Pour tous les acteurs locaux, la sauvegarde du Vieil Oran est plus qu’une nécessité. «Les déclarations sont là, mais cette volonté politique doit être suivie par la mise en place d’instruments opérationnels pour préserver Sidi El houari», a-préconisé Kamel Briksi qui a plaidé au profit de «la mise en place d’une cellule de crise pour discuter de la situation et trouver les solutions adéquates». «Nous devons mettre en place un organe exceptionnel avec des moyens exceptionnels pour préserver ce qui reste du quartier et restaurer ce qui est à restaurer», a-t-il recommandé, estimant que «l’implication de tous, les autorités locales, les associations, les comités de quartiers, les universitaires, les historiens et même les citoyens est impérative». D’autant que, a-t-il ajouté, «la volonté citoyenne est là, tout le monde veut sauver Sidi El Houari».

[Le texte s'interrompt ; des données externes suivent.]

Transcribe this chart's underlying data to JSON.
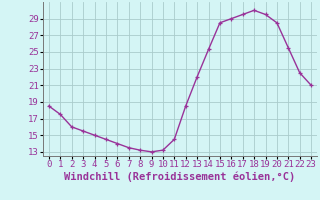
{
  "xlabel": "Windchill (Refroidissement éolien,°C)",
  "x": [
    0,
    1,
    2,
    3,
    4,
    5,
    6,
    7,
    8,
    9,
    10,
    11,
    12,
    13,
    14,
    15,
    16,
    17,
    18,
    19,
    20,
    21,
    22,
    23
  ],
  "y": [
    18.5,
    17.5,
    16.0,
    15.5,
    15.0,
    14.5,
    14.0,
    13.5,
    13.2,
    13.0,
    13.2,
    14.5,
    18.5,
    22.0,
    25.3,
    28.5,
    29.0,
    29.5,
    30.0,
    29.5,
    28.5,
    25.5,
    22.5,
    21.0
  ],
  "ylim": [
    12.5,
    31.0
  ],
  "xlim": [
    -0.5,
    23.5
  ],
  "yticks": [
    13,
    15,
    17,
    19,
    21,
    23,
    25,
    27,
    29
  ],
  "xticks": [
    0,
    1,
    2,
    3,
    4,
    5,
    6,
    7,
    8,
    9,
    10,
    11,
    12,
    13,
    14,
    15,
    16,
    17,
    18,
    19,
    20,
    21,
    22,
    23
  ],
  "line_color": "#993399",
  "marker_color": "#993399",
  "bg_color": "#d4f5f5",
  "grid_color": "#aacccc",
  "axis_label_color": "#993399",
  "tick_label_color": "#993399",
  "tick_label_fontsize": 6.5,
  "xlabel_fontsize": 7.5
}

Le vice-président de SDH et directeur de l’école-chantier de la même association, Haouès Belmaloufi, souligne également l’état désastreux de certains sites. «Des bâtisses magnifiques pouvant être des sites touristiques par excellence se trouvent dans un état déplorable», a-t-il affirmé tout en citant le cas de Ksar el Aricha où le jeune Emir Abdelkader a vécu quatre années durant avec son père Hadj Mohieddine, ou encore la mosquée de Sidi Mohamed El Kebir, dont le minaret est un monument classé, est affectée par des fissures de plus de 30 centimètres de large.»

La wilaya s’implique timidement

Les actions citoyennes se multiplient pendant que les autorités censées prendre en charge les sites historiques s’éternisent dans leur léthargie. L’association Santé Sidi El Houari a, dans cette optique, ouvert en 2003 une école-chantier dédiée à la formation dans les métiers du patrimoine. L’école a été agréée en 2011 tandis que les métiers enseignés ont trait à la maçonnerie traditionnelle, la taille de pierre, la forge et la ferronnerie, la menuiserie et la charpente.

Cette action constitue une premiere réussite dans les annales de la wilaya d’Oran étant donné que prés de 500 jeunes artisans ont été formés. Près de la moitié ont été recrutés par les entreprises chargées de la réhabilitation du vieux bâti à Oran. «Nous formons des jeunes de la rue, des jeunes exclus du système éducatif, nos élèves ont fait des parcours très positifs pour aboutir à leur insertion professionnelle», a affirmé le président de l’association Santé Sidi El Houari, ajoutant que «c’est une grande victoire pour nous». Cela se passe pendant que la wilaya d’Oran semble vouer une attention particulière en accordant, lors de la première session ordinaire de l’APW, une enveloppe de pas moins de 1,04 milliard de DA pour la réfection de plusieurs quartiers de Sidi El Houari et la réhabilitation de ses aspects urbains.